Bardzo fajna inicjatywa.
Świetnie, będziemy jeszcze sponsorować tych, którym się pracować nie chce.
Zakupy w sklepie “klienci” powinni potem opracować.
Nie wszyscy ludzie korzystający z pomocy społecznej to tacy, którym się nie chce pracować. Może znaleźli się w takiej sytuacji życiowej nie ze swojej winy?
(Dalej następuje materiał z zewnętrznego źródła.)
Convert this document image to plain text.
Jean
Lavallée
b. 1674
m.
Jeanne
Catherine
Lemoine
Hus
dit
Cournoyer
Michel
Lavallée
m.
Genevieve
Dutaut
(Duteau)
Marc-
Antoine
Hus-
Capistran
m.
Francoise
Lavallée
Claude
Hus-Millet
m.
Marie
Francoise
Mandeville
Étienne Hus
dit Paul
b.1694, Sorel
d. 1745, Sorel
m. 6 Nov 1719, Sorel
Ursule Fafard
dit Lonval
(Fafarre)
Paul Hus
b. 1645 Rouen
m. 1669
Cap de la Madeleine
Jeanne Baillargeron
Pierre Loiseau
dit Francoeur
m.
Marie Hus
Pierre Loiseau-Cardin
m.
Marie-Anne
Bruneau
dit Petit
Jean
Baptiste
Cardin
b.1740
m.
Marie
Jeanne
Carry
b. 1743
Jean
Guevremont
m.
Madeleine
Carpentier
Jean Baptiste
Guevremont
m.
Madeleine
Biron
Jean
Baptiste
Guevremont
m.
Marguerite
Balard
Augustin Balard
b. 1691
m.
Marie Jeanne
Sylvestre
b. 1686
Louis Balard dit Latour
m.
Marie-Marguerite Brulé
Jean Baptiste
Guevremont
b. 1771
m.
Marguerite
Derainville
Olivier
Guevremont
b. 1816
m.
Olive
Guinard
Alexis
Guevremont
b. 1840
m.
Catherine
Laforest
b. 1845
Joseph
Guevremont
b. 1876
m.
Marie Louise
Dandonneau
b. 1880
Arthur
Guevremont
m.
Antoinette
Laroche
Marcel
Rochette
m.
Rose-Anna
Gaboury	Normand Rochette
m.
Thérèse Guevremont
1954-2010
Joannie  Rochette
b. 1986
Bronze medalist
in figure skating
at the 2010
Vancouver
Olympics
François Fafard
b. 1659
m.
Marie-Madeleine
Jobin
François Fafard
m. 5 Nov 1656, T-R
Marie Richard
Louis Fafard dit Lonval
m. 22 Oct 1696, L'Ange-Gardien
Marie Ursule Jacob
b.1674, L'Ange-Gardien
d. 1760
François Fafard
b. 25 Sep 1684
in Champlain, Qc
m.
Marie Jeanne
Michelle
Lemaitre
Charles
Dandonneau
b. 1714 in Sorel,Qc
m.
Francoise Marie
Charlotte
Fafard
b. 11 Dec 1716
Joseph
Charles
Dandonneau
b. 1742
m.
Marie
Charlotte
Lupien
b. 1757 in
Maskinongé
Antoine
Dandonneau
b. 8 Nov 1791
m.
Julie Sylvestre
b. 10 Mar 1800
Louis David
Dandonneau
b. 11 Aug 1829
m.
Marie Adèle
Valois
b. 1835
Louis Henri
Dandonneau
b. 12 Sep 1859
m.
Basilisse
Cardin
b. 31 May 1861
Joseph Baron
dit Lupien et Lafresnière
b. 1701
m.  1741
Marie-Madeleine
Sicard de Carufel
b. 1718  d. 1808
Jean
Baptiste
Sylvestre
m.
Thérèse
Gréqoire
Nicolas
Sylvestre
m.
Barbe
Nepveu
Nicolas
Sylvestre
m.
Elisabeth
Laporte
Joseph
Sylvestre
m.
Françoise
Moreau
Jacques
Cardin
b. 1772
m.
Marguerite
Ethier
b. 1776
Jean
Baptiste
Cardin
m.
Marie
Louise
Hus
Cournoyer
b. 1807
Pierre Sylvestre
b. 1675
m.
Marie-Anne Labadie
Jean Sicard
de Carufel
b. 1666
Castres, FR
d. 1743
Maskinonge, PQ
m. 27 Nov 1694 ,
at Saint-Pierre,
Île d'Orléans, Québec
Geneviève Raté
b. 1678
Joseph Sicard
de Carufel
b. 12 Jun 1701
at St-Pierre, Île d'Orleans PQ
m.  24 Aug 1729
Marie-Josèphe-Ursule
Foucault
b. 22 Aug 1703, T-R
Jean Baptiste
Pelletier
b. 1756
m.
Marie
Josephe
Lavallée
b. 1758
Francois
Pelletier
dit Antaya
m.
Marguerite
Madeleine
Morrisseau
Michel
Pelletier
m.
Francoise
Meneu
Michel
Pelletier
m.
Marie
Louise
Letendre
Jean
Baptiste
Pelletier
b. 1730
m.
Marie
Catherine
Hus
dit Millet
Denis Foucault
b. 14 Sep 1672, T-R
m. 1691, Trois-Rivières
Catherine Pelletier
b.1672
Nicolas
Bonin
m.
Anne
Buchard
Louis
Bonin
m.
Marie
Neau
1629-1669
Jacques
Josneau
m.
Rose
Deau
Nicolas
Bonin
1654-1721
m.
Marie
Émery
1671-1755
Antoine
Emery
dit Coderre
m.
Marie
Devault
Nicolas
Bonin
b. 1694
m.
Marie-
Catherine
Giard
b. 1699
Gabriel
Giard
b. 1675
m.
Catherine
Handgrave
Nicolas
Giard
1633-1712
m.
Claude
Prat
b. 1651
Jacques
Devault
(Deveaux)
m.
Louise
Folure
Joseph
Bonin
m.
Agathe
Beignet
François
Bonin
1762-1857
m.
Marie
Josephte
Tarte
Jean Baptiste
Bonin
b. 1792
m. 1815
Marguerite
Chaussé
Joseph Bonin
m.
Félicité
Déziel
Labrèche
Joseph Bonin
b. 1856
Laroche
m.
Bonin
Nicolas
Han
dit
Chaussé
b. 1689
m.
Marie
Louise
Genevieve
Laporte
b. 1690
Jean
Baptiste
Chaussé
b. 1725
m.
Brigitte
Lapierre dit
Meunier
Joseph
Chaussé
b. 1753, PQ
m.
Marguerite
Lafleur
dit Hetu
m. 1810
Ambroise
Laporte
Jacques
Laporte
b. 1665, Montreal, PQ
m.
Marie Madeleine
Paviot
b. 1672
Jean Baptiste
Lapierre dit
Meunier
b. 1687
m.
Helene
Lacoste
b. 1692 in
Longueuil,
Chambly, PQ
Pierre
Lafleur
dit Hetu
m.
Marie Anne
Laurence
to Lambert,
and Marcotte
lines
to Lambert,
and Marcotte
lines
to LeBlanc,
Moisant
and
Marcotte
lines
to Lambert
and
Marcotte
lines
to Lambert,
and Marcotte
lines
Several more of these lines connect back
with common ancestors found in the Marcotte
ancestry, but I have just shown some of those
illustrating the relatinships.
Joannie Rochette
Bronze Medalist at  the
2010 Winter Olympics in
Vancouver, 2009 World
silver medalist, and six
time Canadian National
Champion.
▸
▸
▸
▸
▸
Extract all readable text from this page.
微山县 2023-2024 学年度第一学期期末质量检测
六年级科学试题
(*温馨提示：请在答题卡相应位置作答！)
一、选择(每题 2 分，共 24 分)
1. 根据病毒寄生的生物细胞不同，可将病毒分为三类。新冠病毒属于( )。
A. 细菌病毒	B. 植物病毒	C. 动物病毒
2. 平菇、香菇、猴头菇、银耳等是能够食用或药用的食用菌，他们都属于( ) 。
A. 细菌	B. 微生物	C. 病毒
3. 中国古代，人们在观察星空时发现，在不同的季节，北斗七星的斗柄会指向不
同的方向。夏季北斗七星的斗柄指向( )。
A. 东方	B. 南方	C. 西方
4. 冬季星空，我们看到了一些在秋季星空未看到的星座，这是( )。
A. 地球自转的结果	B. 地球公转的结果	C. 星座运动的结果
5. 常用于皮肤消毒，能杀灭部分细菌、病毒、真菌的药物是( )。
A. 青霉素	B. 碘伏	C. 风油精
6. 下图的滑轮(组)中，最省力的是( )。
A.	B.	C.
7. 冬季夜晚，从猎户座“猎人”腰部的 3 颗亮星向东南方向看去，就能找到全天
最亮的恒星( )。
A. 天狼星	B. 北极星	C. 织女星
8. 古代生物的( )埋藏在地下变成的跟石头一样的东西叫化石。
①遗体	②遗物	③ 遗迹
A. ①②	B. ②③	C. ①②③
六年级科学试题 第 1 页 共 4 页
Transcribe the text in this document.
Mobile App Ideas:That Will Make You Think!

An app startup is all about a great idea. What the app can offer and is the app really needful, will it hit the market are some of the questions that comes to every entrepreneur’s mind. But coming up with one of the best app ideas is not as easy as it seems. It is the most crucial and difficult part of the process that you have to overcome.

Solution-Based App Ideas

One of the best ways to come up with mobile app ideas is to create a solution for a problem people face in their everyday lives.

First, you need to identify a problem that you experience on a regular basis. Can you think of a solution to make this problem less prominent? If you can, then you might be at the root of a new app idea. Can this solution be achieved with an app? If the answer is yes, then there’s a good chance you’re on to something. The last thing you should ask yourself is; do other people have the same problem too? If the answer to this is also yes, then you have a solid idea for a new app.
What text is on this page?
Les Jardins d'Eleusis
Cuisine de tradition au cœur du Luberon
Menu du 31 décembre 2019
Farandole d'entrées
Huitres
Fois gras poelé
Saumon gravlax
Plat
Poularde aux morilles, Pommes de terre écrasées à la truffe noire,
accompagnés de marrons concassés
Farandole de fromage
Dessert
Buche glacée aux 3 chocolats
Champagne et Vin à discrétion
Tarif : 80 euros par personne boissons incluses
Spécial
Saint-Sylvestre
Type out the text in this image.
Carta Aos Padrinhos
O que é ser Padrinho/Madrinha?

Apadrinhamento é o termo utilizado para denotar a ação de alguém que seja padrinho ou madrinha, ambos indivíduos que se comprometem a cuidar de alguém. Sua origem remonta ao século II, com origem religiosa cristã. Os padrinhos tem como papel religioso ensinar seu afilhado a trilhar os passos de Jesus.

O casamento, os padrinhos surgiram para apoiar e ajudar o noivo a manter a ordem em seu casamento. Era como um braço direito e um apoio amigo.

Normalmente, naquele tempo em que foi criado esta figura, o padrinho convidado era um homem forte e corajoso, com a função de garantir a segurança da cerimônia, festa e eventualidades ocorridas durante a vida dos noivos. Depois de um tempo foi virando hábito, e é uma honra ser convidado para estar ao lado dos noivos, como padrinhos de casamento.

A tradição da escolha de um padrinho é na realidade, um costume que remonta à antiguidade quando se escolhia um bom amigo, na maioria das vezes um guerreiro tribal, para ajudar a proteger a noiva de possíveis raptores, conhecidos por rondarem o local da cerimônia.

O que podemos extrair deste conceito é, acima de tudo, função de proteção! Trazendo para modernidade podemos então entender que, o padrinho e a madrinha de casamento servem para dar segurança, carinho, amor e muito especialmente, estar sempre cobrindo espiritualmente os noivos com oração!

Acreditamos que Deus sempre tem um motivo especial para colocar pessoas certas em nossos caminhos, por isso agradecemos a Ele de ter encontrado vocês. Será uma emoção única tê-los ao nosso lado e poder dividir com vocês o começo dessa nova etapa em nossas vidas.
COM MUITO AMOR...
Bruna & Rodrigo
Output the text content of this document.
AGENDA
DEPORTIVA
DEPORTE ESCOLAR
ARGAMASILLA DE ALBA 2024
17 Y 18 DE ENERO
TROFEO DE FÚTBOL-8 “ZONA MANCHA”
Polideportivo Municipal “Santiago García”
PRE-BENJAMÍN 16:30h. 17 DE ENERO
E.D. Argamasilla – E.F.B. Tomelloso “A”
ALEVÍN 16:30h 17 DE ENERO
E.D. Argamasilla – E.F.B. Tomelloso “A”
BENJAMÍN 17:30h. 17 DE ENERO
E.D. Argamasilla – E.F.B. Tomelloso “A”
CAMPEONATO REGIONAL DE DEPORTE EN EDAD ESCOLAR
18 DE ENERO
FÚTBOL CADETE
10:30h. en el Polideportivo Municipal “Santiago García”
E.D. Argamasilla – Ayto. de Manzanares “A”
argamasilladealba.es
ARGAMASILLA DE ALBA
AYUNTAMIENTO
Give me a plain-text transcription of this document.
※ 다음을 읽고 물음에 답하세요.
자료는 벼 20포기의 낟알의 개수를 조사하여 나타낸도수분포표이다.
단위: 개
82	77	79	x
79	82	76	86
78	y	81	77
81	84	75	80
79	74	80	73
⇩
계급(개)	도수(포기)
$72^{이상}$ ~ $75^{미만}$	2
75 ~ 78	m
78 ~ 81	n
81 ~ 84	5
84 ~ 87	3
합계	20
Przecież nie dostają tych produktów za darmo, a gdyby Pan dokładnie przeczytał artykuł, to by wiedział, że towar pochodzi niejako z odzysku. Łatwo kogoś ocenić, ale zamienić się na miejsca już trudniej.
Prezes Fundacji Wolne Miejsce Mikołaj Rykowski, czyli ten pan z czarną chustą na twarzy a czasem i bez.
Czyż aby nie jest to ten sam Mikołaj Rykowski, który prowadząc na terenie Parku Śląskiego bar Wioska Rybacka przez 15 lat (tak LAT) “zapomniał” płacić czynszu za lokal ?
Czy miasto dzierżawi Fundacji ten lokal czy doszło do darowizny?
Bo obawiam się że za kilka tygodni / miesięcy gdy trzeba będzie płacić rachunki za: prąd, ogrzewanie, czynsz, podatek od nieruchomości,płace dla obsługi i zapłacić podatek VAT z tytułu sprzedaży – to może się okazać że “kasa pusta” i “nie ma z czego”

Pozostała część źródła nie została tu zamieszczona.